I suffered from depression for over 10 years, and I know how horribly crippling it can be. The idea behind each of the 101 distractions is exactly what others have already stated - its about taking your mind off things to allow you a bit of 'breathing space', which helps you appreciate that depression IS NOT permanent.

Anyway.. I could talk for hours on this so I won't bore you all. I just thought it was worth me mentioning the book because hopefully it can really help some of you.

If you'd like a bit more info, have a look at www.distractionsfromdepression.com

*big hugs*
 
Hi guys, I hope I can join you? I've been suffering on and off with depression since I was a teenager and with anxiety well since I can remember. I recently started back at university after a two year break and my anxiety has gotten really bad, to the point where I often throw up before class. I'm just so fed up with it now and physically and mentally exhausted from worrying constantly. I'm going for my first therapy session next week to talk about this and a few other issues not for this thread and I'm hoping it helps because I'm just fed up of myself now! Looking forward to talking to people going through so iPad things :)
 
Thank you for this. It looks really interesting. Will have a look! :thumbup:

Jess - I'm glad that you were lucky, but does this mean now. Did they put you back on some of them or are you ok to stop them and start NTNP? This is really exciting!

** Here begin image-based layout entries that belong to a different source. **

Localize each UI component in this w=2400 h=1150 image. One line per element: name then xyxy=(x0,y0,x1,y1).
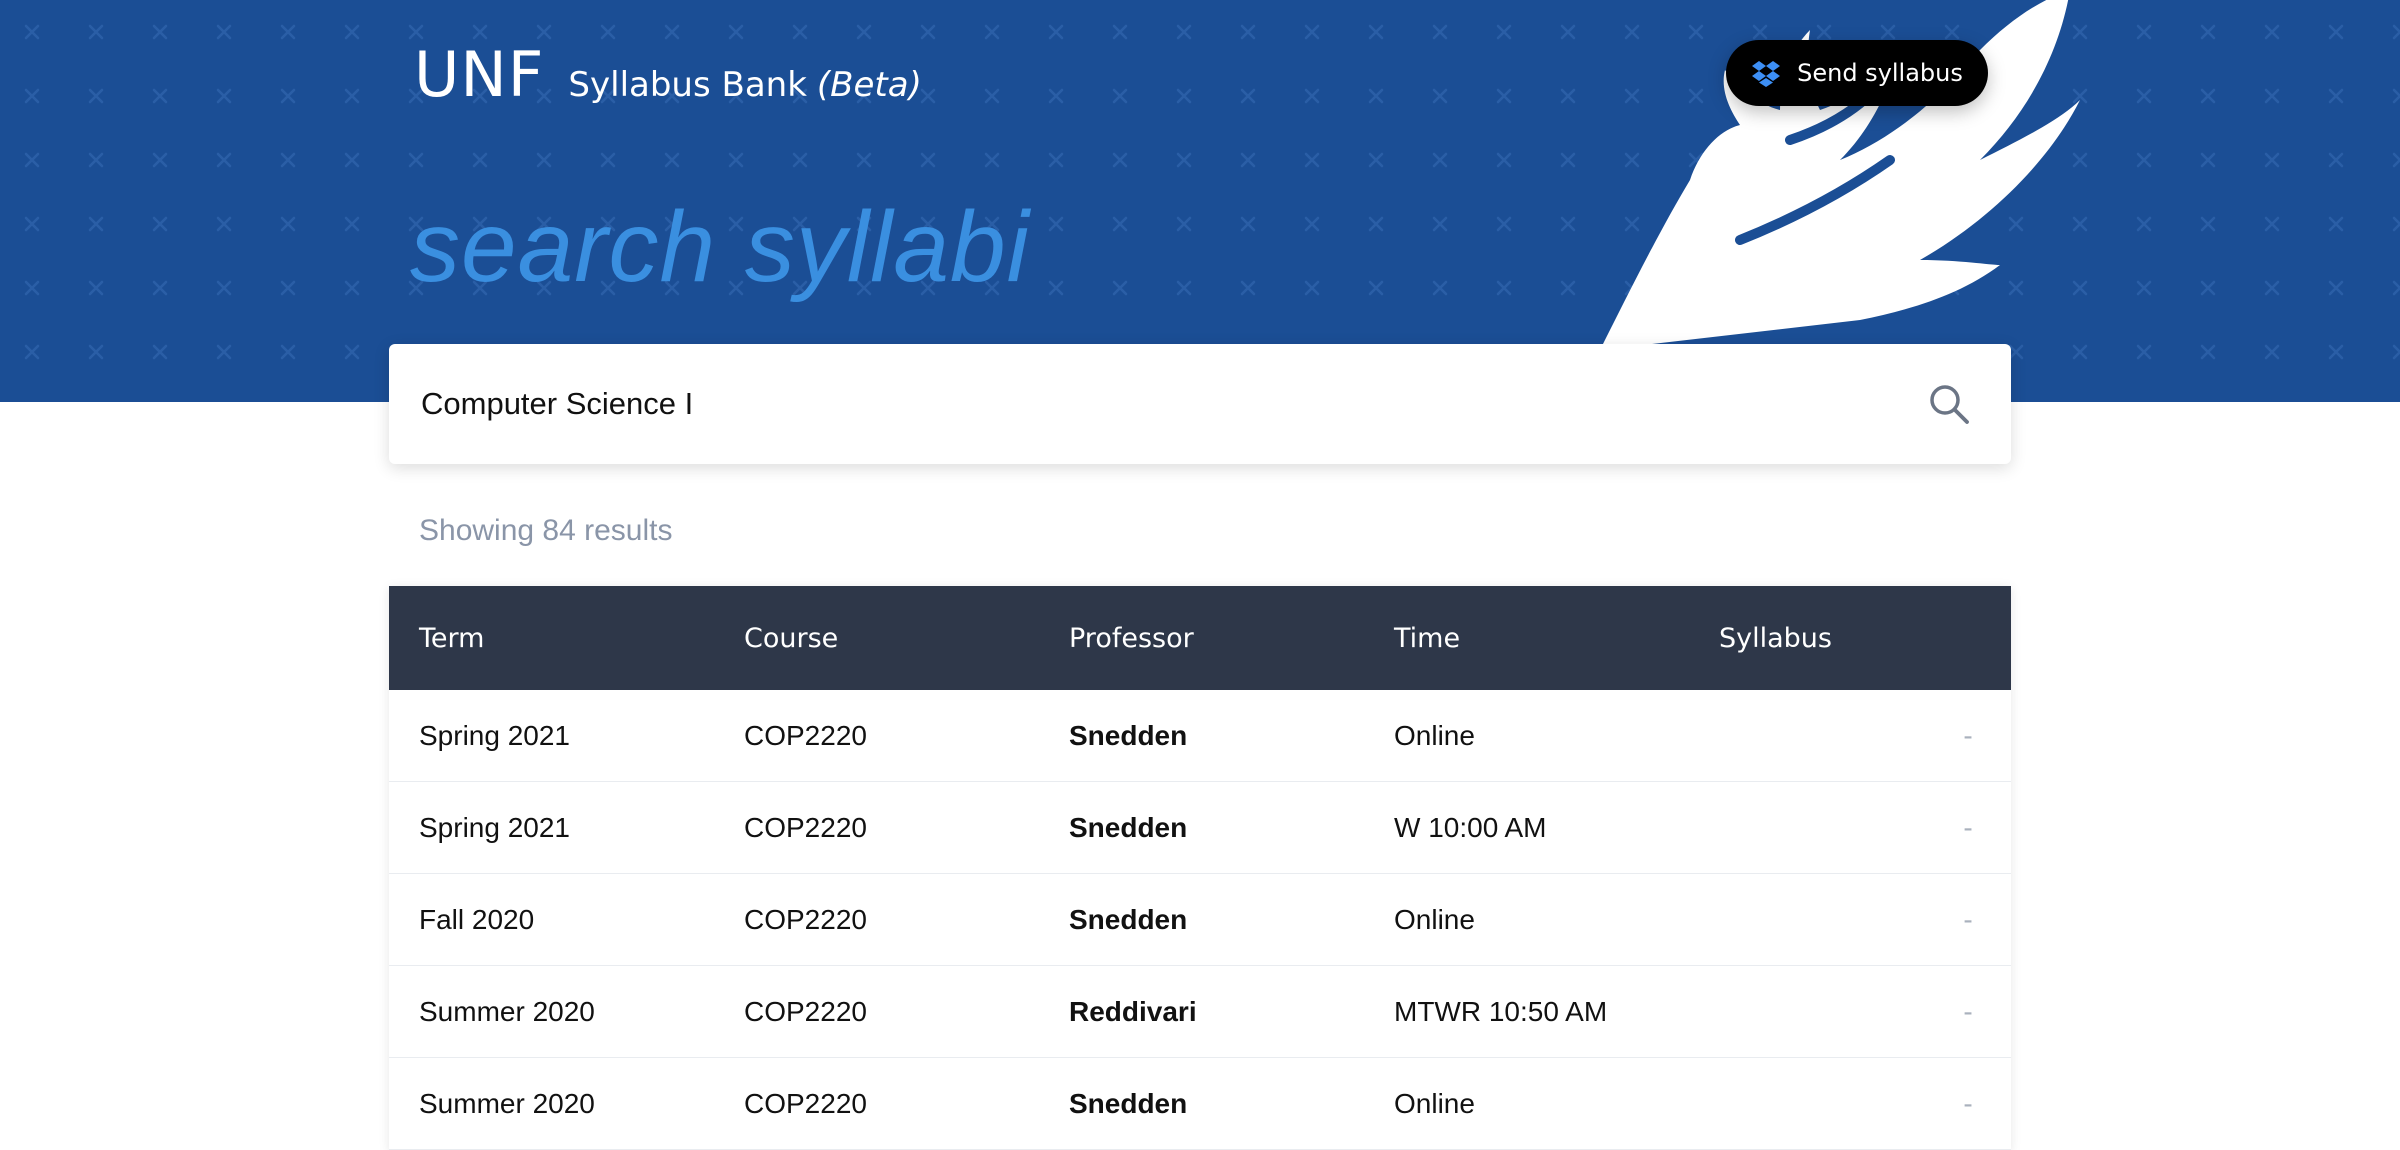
column-header-course[interactable]: Course xyxy=(714,623,1039,654)
brand-name-text: Syllabus Bank xyxy=(568,65,807,105)
brand[interactable]: UNF Syllabus Bank (Beta) xyxy=(414,38,922,111)
cell-term: Fall 2020 xyxy=(419,903,535,935)
cell-syllabus: - xyxy=(1963,1087,1973,1119)
cell-term: Summer 2020 xyxy=(419,1087,595,1119)
cell-course: COP2220 xyxy=(744,903,867,935)
cell-professor: Snedden xyxy=(1069,719,1188,751)
brand-beta: (Beta) xyxy=(816,65,922,105)
cell-syllabus: - xyxy=(1963,811,1973,843)
page-title: search syllabi xyxy=(410,191,1030,303)
table-row[interactable]: Spring 2021 COP2220 Snedden Online - xyxy=(389,690,2011,782)
send-syllabus-label: Send syllabus xyxy=(1797,59,1963,87)
table-row[interactable]: Summer 2020 COP2220 Snedden Online - xyxy=(389,1058,2011,1150)
cell-professor: Snedden xyxy=(1069,1087,1188,1119)
column-header-term[interactable]: Term xyxy=(389,623,714,654)
brand-name: Syllabus Bank (Beta) xyxy=(568,65,921,105)
cell-course: COP2220 xyxy=(744,719,867,751)
column-header-time[interactable]: Time xyxy=(1364,623,1689,654)
cell-syllabus: - xyxy=(1963,719,1973,751)
cell-professor: Reddivari xyxy=(1069,995,1197,1027)
cell-term: Spring 2021 xyxy=(419,719,571,751)
table-row[interactable]: Fall 2020 COP2220 Snedden Online - xyxy=(389,874,2011,966)
table-header: Term Course Professor Time Syllabus xyxy=(389,586,2011,690)
cell-professor: Snedden xyxy=(1069,903,1188,935)
cell-time: MTWR 10:50 AM xyxy=(1394,995,1608,1027)
cell-syllabus: - xyxy=(1963,903,1973,935)
cell-course: COP2220 xyxy=(744,1087,867,1119)
search-bar xyxy=(389,344,2011,464)
search-icon[interactable] xyxy=(1927,382,1971,426)
cell-time: W 10:00 AM xyxy=(1394,811,1547,843)
hero-banner: UNF Syllabus Bank (Beta) Send syllabus se… xyxy=(0,0,2400,402)
cell-course: COP2220 xyxy=(744,811,867,843)
cell-syllabus: - xyxy=(1963,995,1973,1027)
cell-professor: Snedden xyxy=(1069,811,1188,843)
send-syllabus-button[interactable]: Send syllabus xyxy=(1726,40,1988,106)
column-header-syllabus[interactable]: Syllabus xyxy=(1689,623,2011,654)
cell-time: Online xyxy=(1394,719,1475,751)
brand-logo: UNF xyxy=(414,38,545,111)
cell-term: Spring 2021 xyxy=(419,811,571,843)
results-count: Showing 84 results xyxy=(419,514,673,547)
cell-time: Online xyxy=(1394,903,1475,935)
results-table: Term Course Professor Time Syllabus Spri… xyxy=(389,586,2011,1150)
column-header-professor[interactable]: Professor xyxy=(1039,623,1364,654)
cell-course: COP2220 xyxy=(744,995,867,1027)
cell-time: Online xyxy=(1394,1087,1475,1119)
search-input[interactable] xyxy=(389,344,1927,464)
table-row[interactable]: Spring 2021 COP2220 Snedden W 10:00 AM - xyxy=(389,782,2011,874)
dropbox-icon xyxy=(1752,61,1781,87)
table-row[interactable]: Summer 2020 COP2220 Reddivari MTWR 10:50… xyxy=(389,966,2011,1058)
cell-term: Summer 2020 xyxy=(419,995,595,1027)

Imsotired - I'm glad you got good results - if you are ovulating then its matter of time!! So keep your chin up and it will happen, hopefully soon for you! :hugs:
 
Welcome Jellyt! I'm sorry you are having such problems and hoping therapy will help you find some ways to cope with your anxiety! Let us know how you get on! :hugs:
 
thelioncub- Thank you. I will read up on it perhaps.
jellyt- You are very welcome here. I know how very difficult it can be to find someone who really understands anxiety and depression. My own husband thinks I'm just crazy most of the time.Feel free to use this thread when you need it. I will always try to help.
 
Ugg, I am having a REALLY BAD day! I'm stressed out completely and having some AWFUL anxiety. I STILL haven't gotten af and it's driving me crazy. I can't stop crying and stressing! I can't call the doctor for 2 wks yet. How lame is my "2 week wait"? I have to wait 2 fricken weeks to call the doctor and tell them I still didn't get af!:cry: I can't wait until all of this garbage is over!!!!
 
I'm so sorry you are feeling this way! :nope:

Maybe plan something fun for the weekend to take your mind off it? I know you are probably not in the mood for fun but distracting your self is probably your best bet at the moment.

I'm sorry this is so difficult. Its not fair! :hugs:
 
Thanks happyface. I am just in an awful funk. I have a headache and haven't been sleeping well. It's all very strange. I just wish I were having normal cycles. Ugg. It's terrible. I'm hoping it's all over soon. I feel like I'm losing it!
 
Its a vicious cycle because stress doesn't help with periods as well. :nope:

I really really hope you feel better soon and get your af so you can move on! In the mean time I will be here whenever you want to let off some steam! :hugs:
 
Thanks again happyface. I know I sound terribly dramatic but I'm really torn up about it. I hope the doctor was right and I had ov'd and af should be coming soon. I'm just soooo emotional. That could certainly be an af sign but I don't have my usual key symptoms yet. It's nice to have someone to talk to though. Yesterday i was going nuts because I was alone all day and my problems were all I could think about. I even cleaned the whole house and that didn't get my mind off of it. I'm very desperate for af or a bfp, either one would take a TON of stress off of me.